TBH the lateness of the next chapter of Fork in the Road is because I was writing the NEXT side story and sort of... forgot the main story ? ? somehow? Yeah, I'm horrible I know. It hopefully isn't too far off.

So this idea was placed in my head by Cabot on while talking about the possible explanations behind the pregnancy in Fork in the Road. She never did get back to me about whether or not it was okay for me to kidnap the idea and alter it to make it work as a standalone so I hope this is okay…

Warnings: mpreg (but this time it's actually a little more body horrorish); dub-con (? Eh, I'll call it that)

This is an honour.

Most members of the First Order (and Knights of Ren) would give everything they owned and their lives to be given the opportunity to be this useful to their Supreme Leader. Kylo Ren had been chosen out of a near unfathomable amount of people to be given this honour. It is something that truly shows how much the Supreme Leader trusts and values him.

The want to vomit is just the morning sickness lasting longer than it should. It is defiantly not the reality of the situation sitting uncomfortably where it rests in his stomach (in about the same location as the bulge that is no longer able to be hidden).

Sure he had been reluctant at first. It was just that the concept of it was so foreign to him and his limited life experience that he allowed his weakness to blind him from the honour it was. Snoke had assured him that the method of procreation was common in many of the species across the galaxy. It really wasn't anything to get himself worked up over. Once Kylo had regained his composure and looked at the situation without the blindness his old weakness gave him he could see just how much of an honour it would be and easily consented.

Having the child implanted inside him was not an experience he liked to think about. It was necessary, of course, and a great honour. It was also painful and unpleasant and whenever his mind turns to it he quickly tries to find a distraction. He knows he is not supposed to distract from the thoughts. He is supposed to face them and turn the pain (and humiliation) into power. It is hard though and he tries to justify his weakness (to himself, he would never say the words aloud) as being another side effect of his condition.

It will soon be over though. Just another two months of the uncomfortableness and it will be over. Kylo pretends he isn't counting down the days, pretends he hasn't been counting down the days since it started. It is an honour to serve the Supreme Leader and one in such a position should enjoy each and every day that their body is being used for that purpose. It is a weakness that Kylo must defeat that is making him crave the end. It is a weakness and one he hopes to defeat before it is over.

Hux has been avoiding him since the pregnancy became visible. He is apparently weak and cannot handle the sight of the Supreme Leader's faith in Kylo. It is easy to tell himself that Hux is jealous. To tell himself that he is glad he does not have to deal with the infuriating man who is nothing but an annoyance in his life. It is easy to pretend it is Hux's weakness and envy that is making him avoid Kylo. Easier to pretend than the possibility that Hux can look at the situation and see that there is something wrong with it. That Hux does not see it as bad fortune that he himself wasn't pressed into the arrangement. No, Hux is merely jealous and therefore weak.

There is a shift inside him and a foot that branches out to push against his skin that is already stretched tight. Kylo absently reaches down to gently rub where the foot is trying to kick out. He reaches out with the Force to the still forming mind and tries to transfer an aura that will calm it. He knows he probably isn't supposed to try and give the child such comforts, especially not when he cannot deny the secondary motivation of giving himself more comfort. It is another weakness. He still has two months to defeat that one as well. The child will only grow larger, stronger, in those two months. There is still much discomfort for him to channel into power.

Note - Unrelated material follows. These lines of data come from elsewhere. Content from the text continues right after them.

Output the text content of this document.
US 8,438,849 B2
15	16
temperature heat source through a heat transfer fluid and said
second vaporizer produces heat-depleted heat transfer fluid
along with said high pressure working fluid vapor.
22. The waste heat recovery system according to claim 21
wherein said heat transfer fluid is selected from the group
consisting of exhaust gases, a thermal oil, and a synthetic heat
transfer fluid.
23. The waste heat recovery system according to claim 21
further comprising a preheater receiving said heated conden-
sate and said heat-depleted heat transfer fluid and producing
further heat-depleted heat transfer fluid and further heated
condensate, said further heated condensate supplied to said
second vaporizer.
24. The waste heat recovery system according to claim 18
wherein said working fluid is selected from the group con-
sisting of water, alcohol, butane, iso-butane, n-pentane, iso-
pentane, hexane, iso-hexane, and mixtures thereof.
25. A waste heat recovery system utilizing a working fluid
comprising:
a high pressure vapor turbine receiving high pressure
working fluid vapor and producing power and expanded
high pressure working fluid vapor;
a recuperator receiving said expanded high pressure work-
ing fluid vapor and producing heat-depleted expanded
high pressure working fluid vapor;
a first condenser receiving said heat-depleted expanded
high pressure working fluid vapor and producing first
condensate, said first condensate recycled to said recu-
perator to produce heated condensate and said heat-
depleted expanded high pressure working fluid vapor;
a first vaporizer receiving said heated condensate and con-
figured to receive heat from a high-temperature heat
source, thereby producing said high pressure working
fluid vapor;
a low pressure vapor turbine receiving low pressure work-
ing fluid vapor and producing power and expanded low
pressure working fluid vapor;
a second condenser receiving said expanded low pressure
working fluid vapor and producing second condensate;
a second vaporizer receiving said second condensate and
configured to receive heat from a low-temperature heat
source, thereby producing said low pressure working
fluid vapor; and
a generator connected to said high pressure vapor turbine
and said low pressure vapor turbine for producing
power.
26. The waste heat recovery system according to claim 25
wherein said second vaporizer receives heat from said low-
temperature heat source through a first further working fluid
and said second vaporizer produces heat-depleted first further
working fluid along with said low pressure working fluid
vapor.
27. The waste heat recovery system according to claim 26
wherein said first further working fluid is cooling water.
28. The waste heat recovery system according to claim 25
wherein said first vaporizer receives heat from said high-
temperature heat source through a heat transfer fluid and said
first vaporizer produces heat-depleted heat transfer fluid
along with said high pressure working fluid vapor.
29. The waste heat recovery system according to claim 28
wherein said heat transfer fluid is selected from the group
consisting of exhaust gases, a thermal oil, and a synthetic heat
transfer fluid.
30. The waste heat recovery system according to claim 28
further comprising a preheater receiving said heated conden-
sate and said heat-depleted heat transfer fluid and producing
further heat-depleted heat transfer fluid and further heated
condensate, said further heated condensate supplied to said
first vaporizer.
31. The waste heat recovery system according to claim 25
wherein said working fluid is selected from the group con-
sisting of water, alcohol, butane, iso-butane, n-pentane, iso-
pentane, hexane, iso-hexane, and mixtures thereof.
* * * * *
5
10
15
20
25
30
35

The mind inside him reaches out and sends love back in response to his attempted comfort. He quickly cuts off the connected that he himself opened. He knows for sure he is not supposed to encourage that. Knows he is not to become the child's mother (not to think of himself as such). He is its carried and it is an honour (but that is all it is, it is not an obligation to the unborn child).

The mind reaches out again, determined to attach back to his. That too is only going to get stronger as the child grows. It already has gotten stronger, rapidly so, in the last week. He tries to block it out, to keep it from his mind. He fails (he buckles).

Once its mind has settled deep in the back of his consciousness the kicking stops. He can feel the love and comfort and safety it feels there and refuses to try and unravel the complex emotions that are his response to that.

There is still two more months to go. Two more months of the slow agony that is the decline in his own power and mobility from his body's adjustments to grow the child (the Supreme Leader assured him it would all return after, possibly greater from the new strength he has gained from the trial). Two more months of the sickening, weakness he feels for it.

It is an honour to be allowed to help the Supreme Leader's goals in such a passive (active, this is the most physically and mentally draining thing he has ever done) way. An honour and he should be grateful in every moment of it.

There is two months to go and Kylo Ren is counting down each and every day.